FaceBook.com says, “Facebook is about sharing information with others.” Over the past several weeks, Facebook has forced users to upgrade their privacy settings. Make sure you know how much information you are making public.
How We Share Information
Facebook is about sharing information with others — friends and people in your networks — while providing you with privacy settings that you can use to restrict other users from accessing your information. We share your information with third parties when we believe the sharing is permitted by you, reasonably necessary to offer our services, or when legally required to do so. For example:
When you make a payment. When you enter into transactions with others or make payments on Facebook, we will only share transaction information with those third parties necessary to complete the transaction and will require those third parties to agree to respect the privacy of your information.
When you invite a friend to join. When you ask us to invite a friend to join Facebook, we will send your friend a message on your behalf using your name. We may also send up to two reminders to them in your name. If your friend does not want us to keep their information, we will remove it at their request on this help page.
When you choose to share your information with marketers. You may choose to share information with marketers or electronic commerce providers that are not associated with Facebook through on-site offers. This is entirely at your discretion and we will not provide your information to these marketers without your consent.
To help your friends find you. By default, we make certain information you have posted to your profile available in search results on Facebook to help your friends find you. However, you can control who has access to this information, as well as who can find you in searches, through your privacy settings. We also partner with email and instant messaging providers to help their users identify which of their contacts are Facebook users, so that we can promote Facebook to those users.
To give search engines access to publicly available information. We generally limit search engines’ access to our site. We may allow them to access information set to the “everyone” setting and your public search listing (but you can turn off your public search listing in your privacy settings).
To help improve or promote our service. Sometimes we share aggregated information with third parties to help improve or promote our service. But we only do so in such a way that no individual user can be identified or linked to any specific action or information.
To provide you with services. We may provide information to service providers that help us bring you the services we offer. For example, we may use third parties to help host our website, send out email updates about Facebook, remove repetitive information from our user lists, process payments, or provide search results or links (including sponsored links). These service providers may have access to your personal information for use for a limited time, but when this occurs we implement reasonable contractual and technical protections to limit their use of that information to helping us provide the service.
To advertise our services. We may ask advertisers outside of Facebook to display ads promoting our services.
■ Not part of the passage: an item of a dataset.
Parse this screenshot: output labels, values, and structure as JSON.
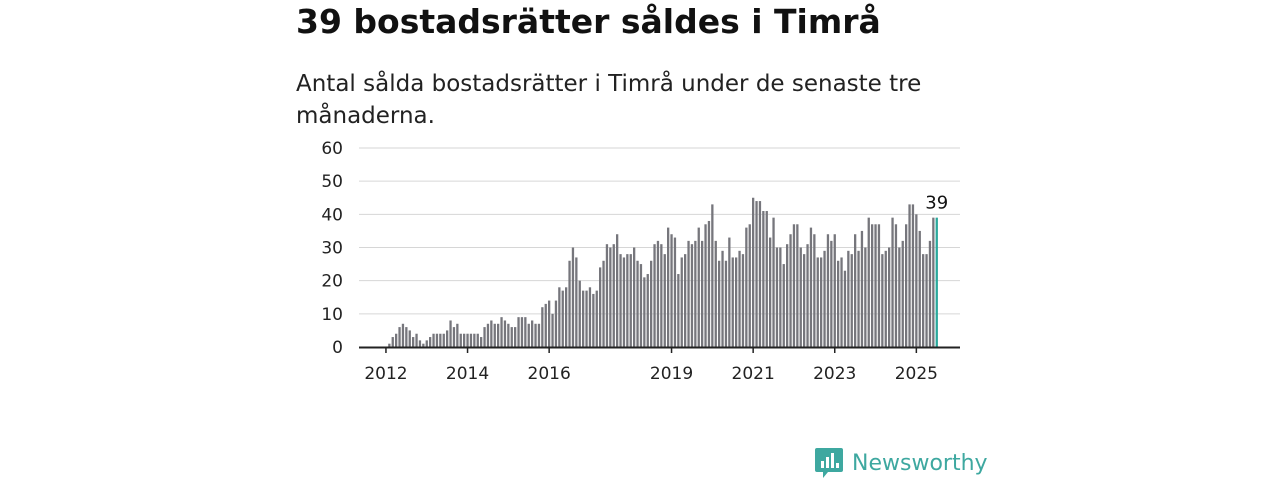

We may ask them to deliver those ads based on the presence of a cookie, but in doing so will not share any other information with the advertiser.
To respond to legal requests and prevent harm. We may disclose information pursuant to subpoenas, court orders, or other requests (including criminal and civil matters) if we have a good faith belief that the response is required by law. This may include respecting requests from jurisdictions outside of the United States where we have a good faith belief that the response is required by law under the local laws in that jurisdiction, apply to users from that jurisdiction, and are consistent with generally accepted international standards. We may also share information when we have a good faith belief it is necessary to prevent fraud or other illegal activity, to prevent imminent bodily harm, or to protect ourselves and you from people violating our Statement of Rights and Responsibilities. This may include sharing information with other companies, lawyers, courts or other government entities.